As organizações que não se adequarem até maio estarão sujeitas a multas, além de aumentarem a vulnerabilidade em ações trabalhistas e o risco de elevação das alíquotas de tributos vinculados à acidentalidade (como o FAP/RAT).
Para preparar as organizações para o novo cenário da NR-1, a transição deve ser encarada como uma reforma estrutural na gestão de pessoas, começando pela revisão técnica do Programa de Gerenciamento de Riscos (PGR).
As empresas precisam atualizar seus inventários para incluir uma matriz psicossocial detalhada, que identifique gatilhos de estresse e sobrecarga antes que se tornem patológicos.
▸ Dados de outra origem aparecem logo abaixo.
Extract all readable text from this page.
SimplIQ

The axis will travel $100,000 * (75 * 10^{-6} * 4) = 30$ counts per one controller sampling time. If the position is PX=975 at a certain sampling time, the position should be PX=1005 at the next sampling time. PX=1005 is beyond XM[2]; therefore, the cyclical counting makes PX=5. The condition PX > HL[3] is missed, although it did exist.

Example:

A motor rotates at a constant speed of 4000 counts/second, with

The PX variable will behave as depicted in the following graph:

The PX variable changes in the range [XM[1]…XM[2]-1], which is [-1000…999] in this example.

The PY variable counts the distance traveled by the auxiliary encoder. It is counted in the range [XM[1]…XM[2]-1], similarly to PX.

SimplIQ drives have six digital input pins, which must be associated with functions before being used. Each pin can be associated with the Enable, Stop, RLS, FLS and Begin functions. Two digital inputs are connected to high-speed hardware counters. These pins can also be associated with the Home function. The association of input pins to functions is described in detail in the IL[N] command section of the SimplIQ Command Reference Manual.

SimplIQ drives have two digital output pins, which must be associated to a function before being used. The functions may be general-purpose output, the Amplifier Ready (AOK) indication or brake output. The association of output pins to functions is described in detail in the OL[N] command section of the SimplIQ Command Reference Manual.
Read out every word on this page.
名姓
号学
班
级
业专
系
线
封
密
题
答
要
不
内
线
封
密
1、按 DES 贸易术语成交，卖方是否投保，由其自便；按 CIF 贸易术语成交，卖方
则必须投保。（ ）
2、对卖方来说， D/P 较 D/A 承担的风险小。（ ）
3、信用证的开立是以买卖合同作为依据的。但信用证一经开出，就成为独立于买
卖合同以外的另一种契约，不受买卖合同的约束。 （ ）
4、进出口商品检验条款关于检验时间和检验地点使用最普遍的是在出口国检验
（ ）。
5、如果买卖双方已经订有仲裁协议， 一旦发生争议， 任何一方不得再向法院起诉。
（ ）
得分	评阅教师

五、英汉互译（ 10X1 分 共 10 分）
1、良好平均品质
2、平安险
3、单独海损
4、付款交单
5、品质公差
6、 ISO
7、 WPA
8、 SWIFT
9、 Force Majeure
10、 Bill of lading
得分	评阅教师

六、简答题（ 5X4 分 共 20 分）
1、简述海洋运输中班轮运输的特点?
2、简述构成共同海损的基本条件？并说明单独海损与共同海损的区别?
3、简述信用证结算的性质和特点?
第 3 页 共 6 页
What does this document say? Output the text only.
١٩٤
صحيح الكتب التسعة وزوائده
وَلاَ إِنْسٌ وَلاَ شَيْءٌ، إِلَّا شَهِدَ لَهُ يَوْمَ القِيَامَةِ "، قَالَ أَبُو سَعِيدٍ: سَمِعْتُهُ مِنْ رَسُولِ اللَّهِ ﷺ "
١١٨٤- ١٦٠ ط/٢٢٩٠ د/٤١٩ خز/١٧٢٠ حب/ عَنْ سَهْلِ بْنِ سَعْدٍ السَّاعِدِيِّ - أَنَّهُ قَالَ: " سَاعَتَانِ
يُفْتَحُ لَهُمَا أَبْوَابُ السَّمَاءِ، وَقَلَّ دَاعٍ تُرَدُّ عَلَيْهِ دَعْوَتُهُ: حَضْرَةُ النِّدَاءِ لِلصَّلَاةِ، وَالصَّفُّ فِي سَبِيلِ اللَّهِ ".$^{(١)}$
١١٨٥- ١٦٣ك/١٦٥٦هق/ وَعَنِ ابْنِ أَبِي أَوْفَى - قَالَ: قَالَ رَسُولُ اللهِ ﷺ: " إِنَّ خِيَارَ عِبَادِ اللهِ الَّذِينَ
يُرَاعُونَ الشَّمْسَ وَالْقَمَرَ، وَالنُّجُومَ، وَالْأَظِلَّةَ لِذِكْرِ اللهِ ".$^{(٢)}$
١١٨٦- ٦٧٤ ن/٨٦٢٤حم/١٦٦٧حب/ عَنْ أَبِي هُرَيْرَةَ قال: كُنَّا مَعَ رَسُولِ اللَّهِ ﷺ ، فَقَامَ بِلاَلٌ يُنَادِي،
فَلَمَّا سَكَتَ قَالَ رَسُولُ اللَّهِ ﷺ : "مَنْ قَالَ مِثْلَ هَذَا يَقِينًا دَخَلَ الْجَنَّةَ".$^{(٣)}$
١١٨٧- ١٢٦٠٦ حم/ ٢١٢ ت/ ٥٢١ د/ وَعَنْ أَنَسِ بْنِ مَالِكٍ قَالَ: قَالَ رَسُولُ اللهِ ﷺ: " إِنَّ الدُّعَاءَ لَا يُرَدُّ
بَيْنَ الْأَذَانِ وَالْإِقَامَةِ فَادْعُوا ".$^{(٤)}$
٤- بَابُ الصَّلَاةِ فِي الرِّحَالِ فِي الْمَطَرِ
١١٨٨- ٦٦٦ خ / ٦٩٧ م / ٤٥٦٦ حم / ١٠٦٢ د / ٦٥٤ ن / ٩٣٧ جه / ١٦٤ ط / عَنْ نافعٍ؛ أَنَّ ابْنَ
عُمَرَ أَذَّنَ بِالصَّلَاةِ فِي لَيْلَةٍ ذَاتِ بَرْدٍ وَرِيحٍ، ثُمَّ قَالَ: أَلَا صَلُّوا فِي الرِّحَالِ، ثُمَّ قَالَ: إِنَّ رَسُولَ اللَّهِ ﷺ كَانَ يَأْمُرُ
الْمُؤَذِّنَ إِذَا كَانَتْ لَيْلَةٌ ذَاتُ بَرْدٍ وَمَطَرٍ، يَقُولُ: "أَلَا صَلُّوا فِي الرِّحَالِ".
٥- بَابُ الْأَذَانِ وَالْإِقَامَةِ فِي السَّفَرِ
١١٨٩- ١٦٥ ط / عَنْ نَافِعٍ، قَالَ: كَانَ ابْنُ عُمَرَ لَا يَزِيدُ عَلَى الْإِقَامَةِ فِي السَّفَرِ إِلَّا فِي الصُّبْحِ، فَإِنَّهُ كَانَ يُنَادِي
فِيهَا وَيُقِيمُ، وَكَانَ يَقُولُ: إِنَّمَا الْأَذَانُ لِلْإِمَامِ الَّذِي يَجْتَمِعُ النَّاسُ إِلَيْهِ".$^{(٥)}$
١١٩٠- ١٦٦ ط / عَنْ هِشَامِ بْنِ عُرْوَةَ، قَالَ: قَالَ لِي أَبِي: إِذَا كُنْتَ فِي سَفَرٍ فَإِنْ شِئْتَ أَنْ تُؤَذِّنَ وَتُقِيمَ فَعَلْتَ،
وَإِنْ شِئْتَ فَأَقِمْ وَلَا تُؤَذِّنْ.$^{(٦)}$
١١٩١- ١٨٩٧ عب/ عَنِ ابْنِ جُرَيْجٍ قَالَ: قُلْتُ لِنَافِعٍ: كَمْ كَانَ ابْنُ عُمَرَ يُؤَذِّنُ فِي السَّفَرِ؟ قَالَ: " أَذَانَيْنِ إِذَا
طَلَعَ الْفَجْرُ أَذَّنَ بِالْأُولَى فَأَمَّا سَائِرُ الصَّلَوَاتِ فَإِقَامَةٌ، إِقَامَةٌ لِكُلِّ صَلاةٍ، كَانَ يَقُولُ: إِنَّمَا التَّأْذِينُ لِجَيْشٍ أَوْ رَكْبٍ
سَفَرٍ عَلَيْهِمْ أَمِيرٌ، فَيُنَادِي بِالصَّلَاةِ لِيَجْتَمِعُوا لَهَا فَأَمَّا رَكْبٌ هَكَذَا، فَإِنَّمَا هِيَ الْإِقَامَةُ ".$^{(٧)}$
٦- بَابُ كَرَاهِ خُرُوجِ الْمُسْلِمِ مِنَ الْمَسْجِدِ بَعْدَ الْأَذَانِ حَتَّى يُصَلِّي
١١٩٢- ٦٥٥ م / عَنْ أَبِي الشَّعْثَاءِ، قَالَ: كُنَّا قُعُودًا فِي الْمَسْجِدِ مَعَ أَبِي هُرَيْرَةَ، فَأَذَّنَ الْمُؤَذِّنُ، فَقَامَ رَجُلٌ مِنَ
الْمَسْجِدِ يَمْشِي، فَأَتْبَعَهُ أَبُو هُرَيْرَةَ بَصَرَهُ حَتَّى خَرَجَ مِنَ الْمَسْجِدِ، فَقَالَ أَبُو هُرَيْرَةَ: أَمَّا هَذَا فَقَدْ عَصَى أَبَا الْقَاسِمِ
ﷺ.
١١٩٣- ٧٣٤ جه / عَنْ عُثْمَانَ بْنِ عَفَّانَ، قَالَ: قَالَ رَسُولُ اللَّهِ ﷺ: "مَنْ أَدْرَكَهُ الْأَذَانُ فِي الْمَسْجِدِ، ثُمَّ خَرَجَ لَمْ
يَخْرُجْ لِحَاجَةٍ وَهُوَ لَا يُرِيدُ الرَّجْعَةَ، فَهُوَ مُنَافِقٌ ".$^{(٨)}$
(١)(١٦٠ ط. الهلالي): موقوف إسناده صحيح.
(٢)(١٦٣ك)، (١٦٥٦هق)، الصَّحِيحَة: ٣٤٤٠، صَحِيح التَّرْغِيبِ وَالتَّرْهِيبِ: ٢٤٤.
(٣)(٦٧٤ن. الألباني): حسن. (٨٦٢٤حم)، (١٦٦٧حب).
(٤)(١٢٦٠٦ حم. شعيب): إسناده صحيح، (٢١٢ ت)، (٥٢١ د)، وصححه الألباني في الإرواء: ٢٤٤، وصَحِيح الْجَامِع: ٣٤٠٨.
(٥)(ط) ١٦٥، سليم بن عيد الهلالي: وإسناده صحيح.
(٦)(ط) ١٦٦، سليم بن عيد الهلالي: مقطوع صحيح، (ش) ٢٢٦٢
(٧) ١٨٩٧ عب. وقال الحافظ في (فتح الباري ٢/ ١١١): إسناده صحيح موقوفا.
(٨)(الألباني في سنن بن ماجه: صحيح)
Esse diagnóstico deve ser alimentado por canais de escuta ativos, garantindo que os colaboradores tenham acesso a canais de denúncia seguros e anônimos, fundamentais para reportar assédios ou abusos de poder sem o temor de retaliações.
Paralelamente, a sustentabilidade da operação exige uma avaliação crítica das métricas de desempenho. É necessário revisar a viabilidade das metas impostas, garantindo que os indicadores de produtividade não ultrapassem os limites da saúde física e mental das equipes.
Complementando esse ciclo de prevenção, o treinamento contínuo torna-se o braço operacional da norma: capacitar gestores e lideranças para identificar sinais precoces de esgotamento, como o Burnout, transforma o comando da empresa na primeira linha de defesa contra o adoecimento ocupacional.
Assim, a preparação deixa de ser um preenchimento de formulários para se tornar um compromisso com a longevidade do capital humano.